Nach dir die Sintflut
Teil)
Fünfzehn
Risse in der Windschutzscheibe
Aberystwyth war seit zwei Stunden auf dem Highway 400 unterwegs und hatte eben die Ortschaft Wood Landing hinter sich gelassen, als der Kieslaster vor ihr ein Steinchen verlor. Nie zuvor hatte Aby einen Gegenstand gesehen, der sich so bewegte. Der Stein schoss selbstsicher durch die Luft, so als kenne er sein Ziel. Er strahlte großes Selbstvertrauen aus. Neidvoll schaute Aby zu, sie studierte die Flugbahn genau. Dann landete der Stein in der Windschutzscheibe des weißen Honda Civic und schlug eine elliptische Macke hinein.
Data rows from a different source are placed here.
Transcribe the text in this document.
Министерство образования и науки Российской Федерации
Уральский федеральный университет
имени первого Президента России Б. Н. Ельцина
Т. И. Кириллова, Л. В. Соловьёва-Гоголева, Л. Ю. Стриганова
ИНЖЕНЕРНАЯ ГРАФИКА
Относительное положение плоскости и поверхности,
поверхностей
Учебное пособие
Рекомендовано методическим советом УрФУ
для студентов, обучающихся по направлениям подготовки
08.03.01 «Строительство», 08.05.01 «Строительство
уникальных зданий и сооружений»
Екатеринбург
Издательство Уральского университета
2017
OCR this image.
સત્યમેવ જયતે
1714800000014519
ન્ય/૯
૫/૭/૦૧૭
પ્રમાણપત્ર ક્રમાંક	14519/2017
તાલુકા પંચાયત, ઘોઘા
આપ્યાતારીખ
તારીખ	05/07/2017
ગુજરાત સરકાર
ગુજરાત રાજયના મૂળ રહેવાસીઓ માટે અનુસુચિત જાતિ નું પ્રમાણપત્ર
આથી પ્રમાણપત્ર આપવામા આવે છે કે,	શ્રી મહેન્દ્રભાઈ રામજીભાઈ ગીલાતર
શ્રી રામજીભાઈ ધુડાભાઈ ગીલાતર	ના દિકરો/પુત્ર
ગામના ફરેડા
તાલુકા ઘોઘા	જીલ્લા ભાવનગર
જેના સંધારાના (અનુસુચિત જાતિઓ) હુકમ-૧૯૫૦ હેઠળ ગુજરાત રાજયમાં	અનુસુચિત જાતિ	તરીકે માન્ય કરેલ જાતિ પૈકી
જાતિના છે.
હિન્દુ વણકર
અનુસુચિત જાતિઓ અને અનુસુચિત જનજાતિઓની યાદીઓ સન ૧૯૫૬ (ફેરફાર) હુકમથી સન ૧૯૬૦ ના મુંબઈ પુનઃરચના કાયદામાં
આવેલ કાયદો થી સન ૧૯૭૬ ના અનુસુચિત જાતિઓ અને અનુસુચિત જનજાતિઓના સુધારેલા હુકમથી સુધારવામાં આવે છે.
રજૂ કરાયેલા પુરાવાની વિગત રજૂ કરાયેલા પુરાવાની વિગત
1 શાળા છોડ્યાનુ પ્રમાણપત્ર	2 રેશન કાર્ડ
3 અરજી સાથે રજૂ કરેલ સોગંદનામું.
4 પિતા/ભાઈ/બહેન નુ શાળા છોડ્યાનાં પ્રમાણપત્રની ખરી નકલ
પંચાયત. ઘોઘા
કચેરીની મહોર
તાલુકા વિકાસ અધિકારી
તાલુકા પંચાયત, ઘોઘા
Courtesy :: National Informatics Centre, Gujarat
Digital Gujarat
Der Knall erschreckte Aby zu Tode.
Sie klammerte sich am Lenkrad fest, bis ihre Fingerknöchel zitronengelb hervortraten, gleichzeitig trat sie mit beiden Füßen auf das linke Pedal und lenkte das Auto auf die Kriechspur. Genauso wie der weiße Honda Civic kam auch Aby zu einem kompletten Stillstand. Ein großer Lastwagen donnerte vorbei und ließ das Auto beben. Aby hob einen zittrigen Zeigefinger und berührte die Macke. Ihre Haut verfärbte sich zu einem sehr dunklen Dunkelgrün. Sie hatte nicht gewusst, dass Glas zerbrechlich war, und plötzlich fühlte sie sich in dem weißen Honda Civic sehr schutzlos.
Sie stieg aus dem Auto, stützte sich an der geöffneten Fahrertür ab und betrachtete den Horizont. Direkt neben der Straße lag eine Wiese mit grasenden Kühen, die Aby ignorierten. Aby schaute über die Kühe hinweg und konzentrierte sich auf
einen Ahornbaum, der allein mitten auf der Weide stand. Mit kleinen Schritten stieg sie über die Böschung zur Wiese hinunter. Sie bemerkte eine Reihe von kurzen Holzpflöcken, die im Abstand von einem knappen Meter nebeneinanderstanden und durch eine dünne Schnur miteinander verbunden waren. Die Schnur stellte ein scheinbar leicht zu überwindendes Hindernis dar, aber als Aby sie berührte, fühlte sie einen schmerzhaften Stich, schmerzhafter noch als der einer Feuerqualle. Sie ließ die Schnur los. Sie betrachtete den Zaun. Sie versuchte es ein zweites Mal und griff noch fester zu, was den Stich aber umso schmerzhafter machte.
Aby sah sich um und bemerkte die hohen Holzmasten neben der Straße. Kein anderes Objekt in ihrer Sichtweite ragte höher in den Himmel auf, von dem Ahornbaum mal abgesehen. Aby kraxelte die Böschung wieder hinauf und näherte sich dem nächstgelegenen Mast. Hoch oben waren die Masten durch Seile verbunden. Vorsichtig streckte Aby die Hand aus und berührte den Mast mit dem Zeigefinger. Als sie keinen Stich fühlte, füllte Aby ihre Lungen mit Luft, warf sich auf den Rücken und rutschte über den Boden, bis sie mit dem Kopf an den Mast stieß.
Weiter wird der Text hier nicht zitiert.